Energie, mines, vente d'armes, vente de blé russe, financement politique, ... La Russie semble avoir mis la main sur des secteurs qui obligent l'Afrique à faire son choix du partenaire qui l'accompagne dans la croissance économique déjà enclenchée vers 2010. Mais ce choix n'est offert sans condition car il faut savoir que les échanges économique entre l'Afrique et la Russie en 2019, avant la pandémie, se chiffrent à 20 milliards de dollars, très loin derrière l'Europe à 225 milliards de dollars et la Chine à 210 milliards de dollars.
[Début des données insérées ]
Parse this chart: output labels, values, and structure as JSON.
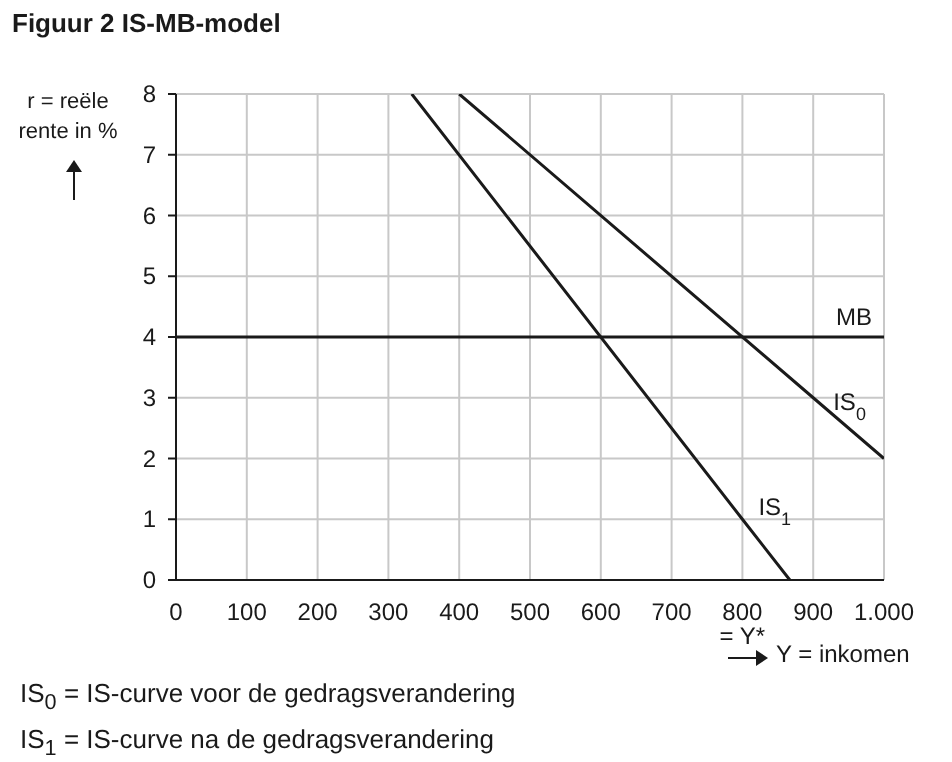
{
  "chart_data": {
    "type": "line",
    "title": "Figuur 2  IS-MB-model",
    "xlabel": "Y = inkomen",
    "ylabel": "r = reële rente in %",
    "series": [
      {
        "name": "IS$_{0}$",
        "color": "#1a1a1a",
        "x": [
          400,
          900,
          1000
        ],
        "values": [
          8,
          3,
          2
        ]
      },
      {
        "name": "IS$_{1}$",
        "color": "#1a1a1a",
        "x": [
          333,
          800,
          867
        ],
        "values": [
          8,
          1,
          0
        ]
      }
    ],
    "ref_lines": [
      {
        "axis": "y",
        "value": 4,
        "label": "MB",
        "color": "#1a1a1a"
      }
    ],
    "xlim": [
      0,
      1000
    ],
    "xticks": [
      0,
      100,
      200,
      300,
      400,
      500,
      600,
      700,
      {
        "value": 800,
        "label": "800\n= Y*"
      },
      900,
      {
        "value": 1000,
        "label": "1.000"
      }
    ],
    "ylim": [
      0,
      8
    ],
    "yticks": [
      0,
      1,
      2,
      3,
      4,
      5,
      6,
      7,
      8
    ],
    "grid": true,
    "legend": false,
    "marker": "none",
    "line_style": "solid",
    "annotations": [
      "IS$_{0}$ = IS-curve voor de gedragsverandering",
      "IS$_{1}$ = IS-curve na de gedragsverandering"
    ]
  }
}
Résolution de l'ONU et sanctions contre la Russie : tribune d'expression pour l'Afrique

Les Nations Unies ont adopté une résolution condamnant la Russie sur son acte d'agression sur l'Ukraine : 
- Pays votant pour : 141
- Pays votant contre : 5 (Corée du Nord, Syrie, l'Érythrée, Biélorussie et Russie). 
- Abstention : 34 dont 16 pays d'Afrique. A ce nombre, il faut inclure les pays qui n'ont pas participé au vote, compté comme une abstention cachée. Ces derniers sont au nombre de 13, parmi eux, 8 pays africains. 

Au total, 24 pays d'Afrique sur 54 n'ont pas condamné la Russie et l'Erythrée a voté ouvertement contre, ce qui donne près de la moitié du continent. Le vote à l'ONU est ainsi devenu une tribune d'expression pour l'Afrique sur la désormais "problématique Russie" pour les occidentaux.
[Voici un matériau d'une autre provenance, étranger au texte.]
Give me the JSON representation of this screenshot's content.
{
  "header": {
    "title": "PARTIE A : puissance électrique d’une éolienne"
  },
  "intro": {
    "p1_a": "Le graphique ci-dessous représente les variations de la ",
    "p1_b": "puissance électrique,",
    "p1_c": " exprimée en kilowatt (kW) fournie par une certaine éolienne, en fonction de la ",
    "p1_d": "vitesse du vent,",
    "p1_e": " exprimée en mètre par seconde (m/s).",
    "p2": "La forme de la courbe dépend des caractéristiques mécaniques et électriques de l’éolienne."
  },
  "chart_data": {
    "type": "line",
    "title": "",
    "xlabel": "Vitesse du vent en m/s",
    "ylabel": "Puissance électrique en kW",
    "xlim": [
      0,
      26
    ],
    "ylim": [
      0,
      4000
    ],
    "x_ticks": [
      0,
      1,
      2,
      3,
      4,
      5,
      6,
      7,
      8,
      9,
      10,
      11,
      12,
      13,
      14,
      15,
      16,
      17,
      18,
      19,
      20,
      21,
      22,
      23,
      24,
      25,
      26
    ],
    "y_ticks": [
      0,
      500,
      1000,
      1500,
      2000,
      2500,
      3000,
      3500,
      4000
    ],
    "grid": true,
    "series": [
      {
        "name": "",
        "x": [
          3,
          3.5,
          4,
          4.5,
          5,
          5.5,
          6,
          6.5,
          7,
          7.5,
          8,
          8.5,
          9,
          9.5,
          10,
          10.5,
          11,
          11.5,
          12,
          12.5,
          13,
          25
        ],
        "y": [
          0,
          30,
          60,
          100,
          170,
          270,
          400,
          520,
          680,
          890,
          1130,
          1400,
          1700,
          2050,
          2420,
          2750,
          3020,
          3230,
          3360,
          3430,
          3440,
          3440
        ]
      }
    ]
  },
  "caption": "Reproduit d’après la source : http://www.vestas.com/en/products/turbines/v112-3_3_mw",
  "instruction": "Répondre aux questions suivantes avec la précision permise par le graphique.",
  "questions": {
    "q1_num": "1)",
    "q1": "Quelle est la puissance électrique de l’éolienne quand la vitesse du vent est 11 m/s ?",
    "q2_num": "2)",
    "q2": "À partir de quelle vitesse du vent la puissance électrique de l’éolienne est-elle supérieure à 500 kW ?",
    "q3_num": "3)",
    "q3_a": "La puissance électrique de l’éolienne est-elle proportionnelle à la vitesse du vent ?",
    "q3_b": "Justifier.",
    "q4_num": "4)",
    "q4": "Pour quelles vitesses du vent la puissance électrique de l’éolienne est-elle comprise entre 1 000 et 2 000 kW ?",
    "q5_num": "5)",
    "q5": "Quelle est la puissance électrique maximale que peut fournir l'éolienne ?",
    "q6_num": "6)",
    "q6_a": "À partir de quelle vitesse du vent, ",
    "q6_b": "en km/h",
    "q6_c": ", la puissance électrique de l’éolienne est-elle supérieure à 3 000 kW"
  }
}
Sur les sanctions prononcées, notamment par l'Union européenne et les Etats-Unis, il faut en effet savoir que des intérêts de l'Afrique sont entrés en jeu. L'on ne peut pas nier le rôle de la Russie, pourtant démenti par son président Vladimir Poutine, sur les nouvelles orientations géopolitiques de plusieurs pays d'Afrique, comme la Centrafrique, le Mali, la Guinée, le Burkina Faso, ...

Il est également à tenir en compte la rancune coloniale, certes en pleine réparation par la France et la Grande Bretagne, à travers des restitutions d'objets historiques pillés pendant la colonisation, mais qui a ravivé le sentiment antioccidental, habilement récupéré par la Russie.

Enjeux économiques

Blé, gaz, pétrole, mines, armes, ... Voici une énumération, non exhaustive, des échanges entre l'Afrique et la Russie, illustrant l'intérêt des africains à ne pas se mettre à dos le pays de Poutine. 

Blé russe

Le blé russe constitue les trois quart de l'importation de blé en Egypte, et grande quantité par l'Algérie qui est en froid avec la France, mais aussi par le Nigeria, la Tanzanie, le Kenya, l'Afrique du Sud et le Soudan. Le blé, objet d'une spéculation croissante, a toujours été l'arme de la Russie, même en dehors de l'Afrique, le pays étant le premier exportateur mondial.

Gaz, pétrole, or, produits miniers : intérêts communs

Rosneft, Lukoil, Alrosa, Rusal, Gazprom, Nordgold, ... Plusieurs groupes industriels russes sont présents en Afrique, certes pour des volumes d'affaires relativement limités dans le pétrole, le gaz, l'or et les produits miniers. Mais ces unités sont appelées à grossir et à appuyer financièrement, et indirectement, des gouvernements "amis" sur le continent africain. 

Il faut également prendre en compte l'intérêt des pays comme l'Algérie ou le Nigéria dans leur possibilité de livrer du gaz et du pétrole en Europe en remplaçant le gaz russe frappé par les sanctions européenne.

Armes et aides militaires

En moins de dix ans, la Russie est devenue la bête noire des occidentaux en Afrique. Mercenaires, aides militaires officieuses, appuis logistiques et financières aux élections, ... Tout est bon à prendre sur le continent meurtri par la pauvreté et les guerres intestines post-coloniales. Et la Russie s'est engouffrée dans la brèche, délaissée par une Europe trop occupée par sa consolidation après la chute de l'URSS. La Russie a fourni 30% des armes achetées par les pays d'Afrique subsaharienne depuis 2016. 

Très actifs en Libye, au Soudan, au Mozambique, en Centrafrique et au Mali, les hommes de Wagner ont acquis l'expérience du terrain, là où les forces officielles comme Barkhane ont échoué. 

Des officines de propagande à l'aide d'une force de frappe numérique ont également aidé bon nombre d'actuels présidents en Afrique à accéder au pouvoir tout en faisant oublier leurs concurrents, désormais persona non grata dans leurs propres pays. 

Bien évidemment, les russes sont à l'affut des prochaines élections africaines dans les mois et les années à venir, pour faire avancer leur influence et leur business.